A prática funciona. Gustavo é um adolescente que defendo graciosamente,
acusado de roubo de um caminhão. Na delegacia, formalizou-se que o motorista do
caminhão e seu ajudante declararam que reconheciam o Gustavo, sem sombra de
dúvidas, como um dos autores do roubo. Ao saírem da delegacia e descobrirem que
Gustavo estava “preso”, as duas vítimas procuraram os familiares de Gustavo para
dizerem que, pelo contrário, não o tinham reconhecido. As duas vítimas
declararam isso por escrito, reconheceram suas firmas em cartório, e entregaram
as declarações aos familiares de Gustavo.
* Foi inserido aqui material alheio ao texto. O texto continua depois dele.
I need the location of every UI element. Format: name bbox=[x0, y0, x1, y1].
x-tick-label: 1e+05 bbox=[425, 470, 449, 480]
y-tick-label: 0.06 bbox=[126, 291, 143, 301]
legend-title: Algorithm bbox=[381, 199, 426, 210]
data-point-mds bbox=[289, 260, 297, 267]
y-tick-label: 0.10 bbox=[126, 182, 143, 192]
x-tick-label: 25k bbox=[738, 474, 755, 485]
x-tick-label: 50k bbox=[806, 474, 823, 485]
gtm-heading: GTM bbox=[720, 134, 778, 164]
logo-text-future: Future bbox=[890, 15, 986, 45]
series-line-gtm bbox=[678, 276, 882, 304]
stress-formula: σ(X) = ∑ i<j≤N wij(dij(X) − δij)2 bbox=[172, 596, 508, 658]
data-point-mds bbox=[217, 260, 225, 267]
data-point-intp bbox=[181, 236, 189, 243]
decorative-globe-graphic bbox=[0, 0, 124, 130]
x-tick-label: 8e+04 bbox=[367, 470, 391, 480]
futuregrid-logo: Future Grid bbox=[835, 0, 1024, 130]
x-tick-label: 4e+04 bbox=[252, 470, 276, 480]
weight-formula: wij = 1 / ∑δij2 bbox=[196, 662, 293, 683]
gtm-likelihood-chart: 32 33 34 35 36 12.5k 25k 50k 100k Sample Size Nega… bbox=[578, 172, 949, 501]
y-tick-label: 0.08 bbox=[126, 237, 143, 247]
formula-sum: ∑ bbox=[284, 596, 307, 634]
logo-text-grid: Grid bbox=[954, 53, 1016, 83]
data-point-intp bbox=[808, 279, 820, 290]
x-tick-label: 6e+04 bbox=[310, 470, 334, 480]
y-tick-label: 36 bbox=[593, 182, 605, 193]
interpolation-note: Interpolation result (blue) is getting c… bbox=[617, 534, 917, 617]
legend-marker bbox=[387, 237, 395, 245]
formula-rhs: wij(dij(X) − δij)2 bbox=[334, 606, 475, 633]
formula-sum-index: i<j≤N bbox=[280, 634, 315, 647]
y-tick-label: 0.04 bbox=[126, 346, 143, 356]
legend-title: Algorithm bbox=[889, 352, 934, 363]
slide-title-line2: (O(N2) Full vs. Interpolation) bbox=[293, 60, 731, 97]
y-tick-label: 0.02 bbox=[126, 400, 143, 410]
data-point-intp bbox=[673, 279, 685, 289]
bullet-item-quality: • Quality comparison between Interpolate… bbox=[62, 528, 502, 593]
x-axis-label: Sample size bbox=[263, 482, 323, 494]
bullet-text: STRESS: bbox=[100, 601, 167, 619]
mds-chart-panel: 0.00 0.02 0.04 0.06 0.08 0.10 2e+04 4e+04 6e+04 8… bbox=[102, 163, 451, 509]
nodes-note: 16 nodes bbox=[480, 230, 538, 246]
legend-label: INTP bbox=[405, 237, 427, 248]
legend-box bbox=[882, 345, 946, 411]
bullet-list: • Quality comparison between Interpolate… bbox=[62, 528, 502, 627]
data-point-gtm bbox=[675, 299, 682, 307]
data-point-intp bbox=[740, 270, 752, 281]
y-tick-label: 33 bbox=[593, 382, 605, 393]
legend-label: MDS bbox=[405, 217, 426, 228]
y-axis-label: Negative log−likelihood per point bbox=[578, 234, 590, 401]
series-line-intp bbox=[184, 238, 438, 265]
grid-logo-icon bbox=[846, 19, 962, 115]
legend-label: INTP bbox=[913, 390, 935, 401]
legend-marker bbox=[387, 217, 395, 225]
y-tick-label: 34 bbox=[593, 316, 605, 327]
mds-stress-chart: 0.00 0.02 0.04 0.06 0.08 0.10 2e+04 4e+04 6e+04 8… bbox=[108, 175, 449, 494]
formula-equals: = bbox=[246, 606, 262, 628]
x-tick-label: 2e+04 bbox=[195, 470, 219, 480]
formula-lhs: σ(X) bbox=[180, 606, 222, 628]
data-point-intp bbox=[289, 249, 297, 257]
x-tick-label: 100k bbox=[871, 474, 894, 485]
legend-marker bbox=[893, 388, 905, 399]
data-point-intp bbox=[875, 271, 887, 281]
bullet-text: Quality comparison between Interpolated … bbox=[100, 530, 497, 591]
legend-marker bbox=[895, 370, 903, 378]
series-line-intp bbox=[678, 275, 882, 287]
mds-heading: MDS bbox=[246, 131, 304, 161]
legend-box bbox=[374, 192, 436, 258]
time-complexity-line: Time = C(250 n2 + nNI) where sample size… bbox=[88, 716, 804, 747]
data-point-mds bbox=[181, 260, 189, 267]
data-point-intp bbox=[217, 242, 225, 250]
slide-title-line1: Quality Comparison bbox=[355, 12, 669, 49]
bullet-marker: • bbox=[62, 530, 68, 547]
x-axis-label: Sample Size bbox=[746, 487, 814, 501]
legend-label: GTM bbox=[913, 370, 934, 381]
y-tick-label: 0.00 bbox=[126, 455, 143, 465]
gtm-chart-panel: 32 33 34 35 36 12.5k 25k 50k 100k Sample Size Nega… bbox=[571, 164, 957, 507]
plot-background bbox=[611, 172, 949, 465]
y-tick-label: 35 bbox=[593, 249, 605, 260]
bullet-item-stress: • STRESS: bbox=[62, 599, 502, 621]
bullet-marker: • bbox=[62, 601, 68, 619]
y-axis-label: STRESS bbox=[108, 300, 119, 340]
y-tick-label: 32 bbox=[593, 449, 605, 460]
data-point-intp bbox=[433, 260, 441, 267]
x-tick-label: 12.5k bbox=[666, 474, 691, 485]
Mesmo com as declarações juntadas aos autos, o juiz manteve sua internação
provisória. Para piorar, em audiência de apresentação, ocorrida 28 dias após sua
prisão, veio a extorsiva proposta: se confessasse, e a acusação e a defesa
expressamente desistissem de todas as outras provas, o juiz já sentenciaria
Gustavo a uma liberdade assistida e, no mesmo dia, Gustavo iria para casa. Se
não confessasse e quisesse tentar provar sua inocência, não haveria nenhum
problema. Seria marcada nova audiência, onde as provas poderiam ser produzidas
sob o crivo do contraditório. Até lá, no entanto, aguardaria internado na
Fundação Casa.
Isso, por incrível que pareça, foi dito abertamente tanto pelo membro do
Ministério Público quanto pelo magistrado.
Gustavo, chorando muito, confessou. Ao menos formalmente. Porque ele, seus
familiares, seus advogados e até as vítimas, sabem que ele é inocente. Confessou
para ganhar as ruas. E foi coagido para isso.